IT investments up in the CEMA manufacturing sector
IDC report predicts manufacturing industry will spend to support critical processes
IT investments in the Central and Eastern Europe, Middle East and Africa (CEMA) region are expected to increase from $11.1 billion in 2009 to $18.3 billion in 2014 at a compound annual growth rate of 10.5%, according to IDC's CEMA Manufacturing Top 10 Predictions, 2011.
The report looks at the top ten predictions for manufacturers in the CEMA region in 2011 that will have the biggest commercial impact on the CEMA manufacturing sector.
Manufacturers are expected to increase their spending on technology to support critical business processes and improvements through 2011.
The country with the steepest average annual growth will be Africa, followed by Central and Eastern Europe, and the Middle East.

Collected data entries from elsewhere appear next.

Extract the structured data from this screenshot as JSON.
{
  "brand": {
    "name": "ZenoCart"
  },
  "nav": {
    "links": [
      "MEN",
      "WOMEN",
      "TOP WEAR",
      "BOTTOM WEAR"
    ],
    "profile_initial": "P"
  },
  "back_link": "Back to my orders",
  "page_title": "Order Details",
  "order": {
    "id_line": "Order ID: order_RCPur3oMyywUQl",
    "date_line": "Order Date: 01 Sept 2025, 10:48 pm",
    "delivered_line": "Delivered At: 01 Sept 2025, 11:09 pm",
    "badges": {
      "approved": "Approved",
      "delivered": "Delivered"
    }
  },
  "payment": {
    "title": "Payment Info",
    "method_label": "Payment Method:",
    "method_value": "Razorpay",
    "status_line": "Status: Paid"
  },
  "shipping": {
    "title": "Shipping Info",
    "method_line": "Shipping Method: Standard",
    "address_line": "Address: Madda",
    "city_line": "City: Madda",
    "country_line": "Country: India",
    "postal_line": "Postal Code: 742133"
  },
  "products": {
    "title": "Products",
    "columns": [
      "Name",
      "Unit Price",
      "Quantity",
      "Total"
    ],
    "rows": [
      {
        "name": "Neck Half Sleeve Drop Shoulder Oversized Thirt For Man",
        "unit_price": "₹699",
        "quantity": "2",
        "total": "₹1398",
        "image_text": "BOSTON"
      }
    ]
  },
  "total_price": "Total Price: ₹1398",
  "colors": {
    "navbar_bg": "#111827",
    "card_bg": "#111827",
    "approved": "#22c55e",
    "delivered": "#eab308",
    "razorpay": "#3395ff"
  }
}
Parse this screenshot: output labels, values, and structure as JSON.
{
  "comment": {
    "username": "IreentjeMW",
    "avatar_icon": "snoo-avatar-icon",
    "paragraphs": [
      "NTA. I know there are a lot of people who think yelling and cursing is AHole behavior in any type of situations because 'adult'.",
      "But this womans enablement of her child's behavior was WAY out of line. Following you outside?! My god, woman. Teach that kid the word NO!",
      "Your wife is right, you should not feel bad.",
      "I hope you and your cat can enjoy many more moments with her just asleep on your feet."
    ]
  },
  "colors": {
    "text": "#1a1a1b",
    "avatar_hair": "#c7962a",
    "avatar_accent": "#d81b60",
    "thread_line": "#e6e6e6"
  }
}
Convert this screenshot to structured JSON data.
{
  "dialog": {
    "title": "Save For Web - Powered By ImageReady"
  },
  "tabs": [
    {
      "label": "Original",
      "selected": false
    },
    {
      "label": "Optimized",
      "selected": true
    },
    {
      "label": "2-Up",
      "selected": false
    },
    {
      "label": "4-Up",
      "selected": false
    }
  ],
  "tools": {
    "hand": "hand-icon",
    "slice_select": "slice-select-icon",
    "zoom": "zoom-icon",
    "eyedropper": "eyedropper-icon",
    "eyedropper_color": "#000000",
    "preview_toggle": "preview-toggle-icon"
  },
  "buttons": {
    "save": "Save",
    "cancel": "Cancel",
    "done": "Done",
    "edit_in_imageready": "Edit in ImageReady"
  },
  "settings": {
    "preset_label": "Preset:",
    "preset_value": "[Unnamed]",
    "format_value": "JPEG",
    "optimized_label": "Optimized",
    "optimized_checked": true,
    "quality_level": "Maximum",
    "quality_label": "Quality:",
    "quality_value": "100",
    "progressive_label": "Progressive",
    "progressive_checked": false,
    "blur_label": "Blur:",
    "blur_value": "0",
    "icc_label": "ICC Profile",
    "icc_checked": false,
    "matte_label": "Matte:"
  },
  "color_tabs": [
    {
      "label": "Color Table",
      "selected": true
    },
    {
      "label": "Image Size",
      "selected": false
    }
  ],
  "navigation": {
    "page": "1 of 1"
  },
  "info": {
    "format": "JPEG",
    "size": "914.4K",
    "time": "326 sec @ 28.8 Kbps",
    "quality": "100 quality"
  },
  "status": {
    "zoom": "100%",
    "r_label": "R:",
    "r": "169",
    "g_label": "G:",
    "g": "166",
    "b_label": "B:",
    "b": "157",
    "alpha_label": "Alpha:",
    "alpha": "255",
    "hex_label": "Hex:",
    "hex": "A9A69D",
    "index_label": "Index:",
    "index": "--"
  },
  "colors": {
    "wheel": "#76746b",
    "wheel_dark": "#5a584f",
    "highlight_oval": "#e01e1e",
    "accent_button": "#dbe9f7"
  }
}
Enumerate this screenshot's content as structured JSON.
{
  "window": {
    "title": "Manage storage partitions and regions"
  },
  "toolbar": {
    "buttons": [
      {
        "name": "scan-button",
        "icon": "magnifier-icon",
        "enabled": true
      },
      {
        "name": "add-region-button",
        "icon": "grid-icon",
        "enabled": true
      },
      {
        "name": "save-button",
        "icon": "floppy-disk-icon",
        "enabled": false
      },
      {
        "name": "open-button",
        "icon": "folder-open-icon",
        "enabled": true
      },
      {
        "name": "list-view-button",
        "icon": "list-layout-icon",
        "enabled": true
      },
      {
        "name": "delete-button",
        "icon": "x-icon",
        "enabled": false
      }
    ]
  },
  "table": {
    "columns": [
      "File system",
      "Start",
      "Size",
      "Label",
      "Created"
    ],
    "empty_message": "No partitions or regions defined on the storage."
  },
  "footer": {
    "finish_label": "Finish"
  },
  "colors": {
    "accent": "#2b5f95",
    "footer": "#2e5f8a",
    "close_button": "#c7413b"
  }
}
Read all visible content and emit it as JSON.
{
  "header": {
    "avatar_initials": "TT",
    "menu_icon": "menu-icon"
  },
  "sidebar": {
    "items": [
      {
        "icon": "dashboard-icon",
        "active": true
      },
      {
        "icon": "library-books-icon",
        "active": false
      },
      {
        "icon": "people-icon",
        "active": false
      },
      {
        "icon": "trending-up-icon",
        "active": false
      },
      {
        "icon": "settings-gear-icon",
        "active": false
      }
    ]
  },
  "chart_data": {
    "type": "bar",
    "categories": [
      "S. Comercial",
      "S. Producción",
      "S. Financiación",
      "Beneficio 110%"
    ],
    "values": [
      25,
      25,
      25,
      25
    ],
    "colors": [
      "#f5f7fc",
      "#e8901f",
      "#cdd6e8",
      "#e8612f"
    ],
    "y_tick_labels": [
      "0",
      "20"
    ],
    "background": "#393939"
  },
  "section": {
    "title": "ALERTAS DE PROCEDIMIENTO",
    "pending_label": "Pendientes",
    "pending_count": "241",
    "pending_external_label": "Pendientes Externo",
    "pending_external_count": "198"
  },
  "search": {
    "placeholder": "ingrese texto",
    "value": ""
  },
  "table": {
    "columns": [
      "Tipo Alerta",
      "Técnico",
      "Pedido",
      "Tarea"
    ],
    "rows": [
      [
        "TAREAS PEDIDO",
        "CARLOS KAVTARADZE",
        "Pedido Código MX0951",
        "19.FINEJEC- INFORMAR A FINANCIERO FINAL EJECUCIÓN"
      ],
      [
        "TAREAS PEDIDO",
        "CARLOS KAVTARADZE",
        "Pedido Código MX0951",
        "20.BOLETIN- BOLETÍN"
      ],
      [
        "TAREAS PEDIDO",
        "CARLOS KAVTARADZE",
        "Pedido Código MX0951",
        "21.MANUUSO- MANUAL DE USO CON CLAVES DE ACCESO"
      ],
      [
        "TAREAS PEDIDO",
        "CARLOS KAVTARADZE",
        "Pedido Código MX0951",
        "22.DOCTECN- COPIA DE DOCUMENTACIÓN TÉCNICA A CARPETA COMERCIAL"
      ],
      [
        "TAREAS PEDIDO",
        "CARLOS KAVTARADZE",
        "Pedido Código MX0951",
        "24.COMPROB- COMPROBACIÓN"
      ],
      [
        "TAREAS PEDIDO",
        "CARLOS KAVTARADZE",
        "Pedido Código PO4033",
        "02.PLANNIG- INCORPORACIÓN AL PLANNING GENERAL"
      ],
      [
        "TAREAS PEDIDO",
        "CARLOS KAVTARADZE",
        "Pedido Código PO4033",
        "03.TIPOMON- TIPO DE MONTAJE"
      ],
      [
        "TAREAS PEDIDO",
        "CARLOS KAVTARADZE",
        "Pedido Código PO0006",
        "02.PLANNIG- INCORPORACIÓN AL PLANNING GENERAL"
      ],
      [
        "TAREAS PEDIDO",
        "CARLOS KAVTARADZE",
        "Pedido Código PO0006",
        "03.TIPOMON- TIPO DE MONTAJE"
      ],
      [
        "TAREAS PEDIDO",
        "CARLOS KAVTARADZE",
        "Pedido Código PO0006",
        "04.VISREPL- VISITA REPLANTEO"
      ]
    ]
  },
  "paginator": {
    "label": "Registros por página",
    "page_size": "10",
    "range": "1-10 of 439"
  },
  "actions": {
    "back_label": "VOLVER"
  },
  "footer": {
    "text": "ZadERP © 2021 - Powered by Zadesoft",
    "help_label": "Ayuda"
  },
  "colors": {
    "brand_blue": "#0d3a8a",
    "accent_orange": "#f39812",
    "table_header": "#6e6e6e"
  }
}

"Manufacturers in CEMA will need to adapt quickly to adjust to global competitive pressures, emphasising quality and value-added activities," said Craig Simpson, research analyst for IDC Manufacturing Insights CEMA. "Visibility across the entire product life-cycle will be crucial for manufacturers in the region, enabling enhanced decision-making capabilities, promoting greater transparency in supply chains and better responsiveness to demand change."
The IDC Manufacturing Insights report shows that technology is likely to be used by manufacturers to analyse customer behaviour and improve manufacturing efficiency and productivity.
"In more mature market segments, emerging technologies such as cloud-based applications, tablet PCs, and social media will begin to play a more significant role in making manufacturing enterprises more efficient," said Simpson.